Hidden inside those bushels are like a million katanas.
On rare occasions when they needed to move through the dark undetected, they still didn't wear black. Dark blue is the color you want if you want to blend in at night; someone in all black would stand out like a silhouette.
As for the Vikings, the one single thing we know them for--wearing huge horns on their helmets--isn't true. They just wore regular helmets, not anything fancy. Here's some advice: If you want a career in something that requires a lot of hand-to-hand combat, don't wear anything that's easy for people to grab onto. This is why when cops wear ties, they wear clip-ons. It's also why you don't want something on your hat that is essentially a giant set of handlebars.
Viking helmets: built for sensible pillaging.

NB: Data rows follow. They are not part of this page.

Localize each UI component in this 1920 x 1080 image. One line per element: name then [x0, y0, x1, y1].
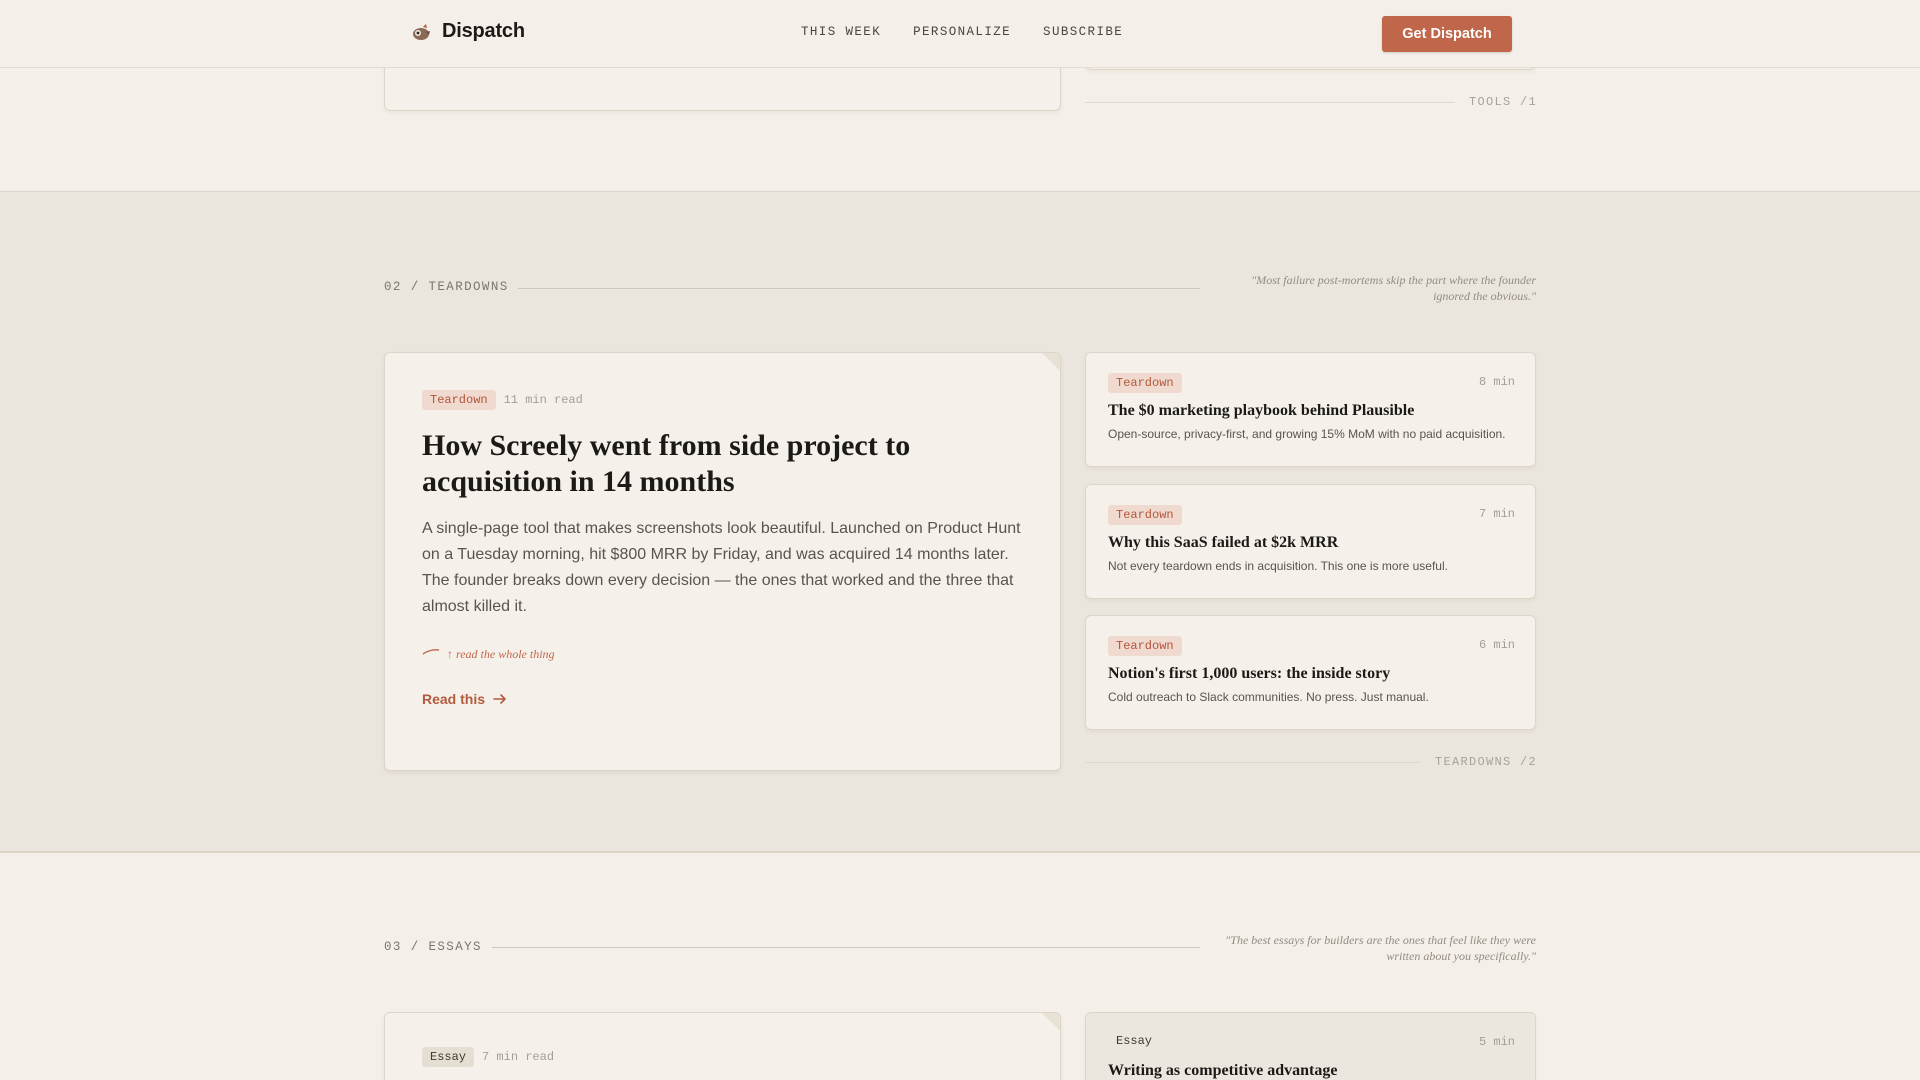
card-description: Cold outreach to Slack communities. No p… — [1108, 690, 1429, 704]
nav-subscribe[interactable]: SUBSCRIBE — [1043, 25, 1123, 39]
read-time: 7 min — [1478, 507, 1515, 521]
essays-section-rule — [492, 947, 1200, 948]
category-tag: Essay — [422, 1047, 475, 1067]
brand[interactable]: Dispatch — [410, 20, 525, 43]
card-description: Not every teardown ends in acquisition. … — [1108, 559, 1448, 573]
dispatch-logo-icon — [413, 23, 430, 40]
category-tag: Teardown — [1108, 636, 1182, 656]
teardown-feature-card[interactable]: Teardown 11 min read How Screely went fr… — [384, 352, 1061, 771]
squiggle-arrow-icon — [422, 649, 440, 655]
card-description: Open-source, privacy-first, and growing … — [1108, 427, 1506, 441]
get-dispatch-button[interactable]: Get Dispatch — [1382, 16, 1512, 52]
card-title: The $0 marketing playbook behind Plausib… — [1108, 402, 1415, 419]
feature-description: A single-page tool that makes screenshot… — [422, 520, 1021, 615]
read-this-link[interactable]: Read this — [422, 691, 507, 707]
card-fold-corner — [1042, 1013, 1060, 1031]
feature-meta: Teardown 11 min read — [422, 390, 583, 410]
essay-feature-card[interactable]: Essay 7 min read — [384, 1012, 1061, 1080]
brand-name: Dispatch — [442, 20, 525, 42]
card-title: Notion's first 1,000 users: the inside s… — [1108, 665, 1391, 682]
card-title: Writing as competitive advantage — [1108, 1062, 1338, 1079]
teardowns-footer-rule — [1085, 762, 1421, 763]
read-time: 11 min read — [503, 393, 583, 407]
site-header: Dispatch THIS WEEK PERSONALIZE SUBSCRIBE… — [0, 0, 1920, 68]
read-time: 6 min — [1478, 638, 1515, 652]
card-fold-corner — [1042, 353, 1060, 371]
card-title: Why this SaaS failed at $2k MRR — [1108, 534, 1339, 551]
teardowns-section-rule — [518, 288, 1200, 289]
category-tag: Teardown — [422, 390, 496, 410]
category-tag: Teardown — [1108, 505, 1182, 525]
teardowns-section-label: 02 / TEARDOWNS — [384, 280, 509, 294]
category-tag: Teardown — [1108, 373, 1182, 393]
essays-section-quote: "The best essays for builders are the on… — [1225, 933, 1536, 963]
read-time: 7 min read — [482, 1050, 555, 1064]
read-this-label: Read this — [422, 691, 486, 707]
teardown-list-card[interactable]: Teardown 6 min Notion's first 1,000 user… — [1085, 615, 1536, 730]
read-note: ↑ read the whole thing — [447, 647, 555, 661]
tools-footer-label: TOOLS /1 — [1469, 95, 1538, 109]
nav-this-week[interactable]: THIS WEEK — [801, 25, 881, 39]
essays-section-label: 03 / ESSAYS — [384, 940, 482, 954]
category-tag: Essay — [1116, 1034, 1153, 1048]
teardowns-section-quote: "Most failure post-mortems skip the part… — [1251, 273, 1536, 303]
nav-personalize[interactable]: PERSONALIZE — [913, 25, 1011, 39]
feature-meta: Essay 7 min read — [422, 1047, 554, 1067]
main-nav: THIS WEEK PERSONALIZE SUBSCRIBE — [801, 25, 1123, 39]
teardown-list-card[interactable]: Teardown 7 min Why this SaaS failed at $… — [1085, 484, 1536, 599]
read-time: 8 min — [1478, 375, 1515, 389]
arrow-right-icon — [493, 694, 506, 704]
essay-list-card[interactable]: Essay 5 min Writing as competitive advan… — [1085, 1012, 1536, 1080]
read-time: 5 min — [1478, 1035, 1515, 1049]
teardowns-footer-label: TEARDOWNS /2 — [1435, 755, 1538, 769]
teardown-list-card[interactable]: Teardown 8 min The $0 marketing playbook… — [1085, 352, 1536, 467]
tools-footer-rule — [1085, 102, 1455, 103]
feature-title[interactable]: How Screely went from side project to ac… — [422, 428, 982, 500]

As for the pilgrims, they were simple, farming folk, and as such wore clothes that made sense for the job. Do you really think someone would toil in the field or chop wood for hours on end dressed in a heavy coat and shiny shoes? If you're gonna have a long, hard day of stealing Indian land, you gotta at least have a shirt that breathes.
Therefore, it was more common to see guys in baggy shirts and pants, and gals in simple dresses. Hats were floppy and buckle-free, and boots were made of beat up leather and tied with bows. On top of that, the image of the demure, black and white puritan is also a myth, as people owned clothes in a range of colors including bright yellows, blues, reds and greens.
Why We Picture it Wrong:
The ninjas can thank the theater. In Edo period theater (which came about one hundred years after ninjas were around), playwrights needed a trick to show how sneaky ninjas were on stage, as well as a way to make them into "invisible" assassins. The stage hands already dressed in all black, so the audience had long been used to ignoring them since they weren't "part of the play." So, actors playing ninjas started dressing up in all black, too. Then the whole audience would jump when one of them would leap out of nowhere and kill a dude. Also, it looks totally badass.
As for the Vikings, Greek and Roman historians wrote about warriors from the North with horned helmets, which in and of itself was just an exaggeration used to make them sound like scarier bad guys for their stories. Also, it looks totally badass.
And the pilgrims, with their black hats and brass buckles on everything? Well, in the early 1600s, there were people who dressed that way, but those were the urban puritans back in England --precisely the people who decided not to become pilgrims and instead stay home in the first place. The reason we have the image of pilgrims dressing the same is because all the existing portraits of people from the era come from England. Also, it looks totally badass.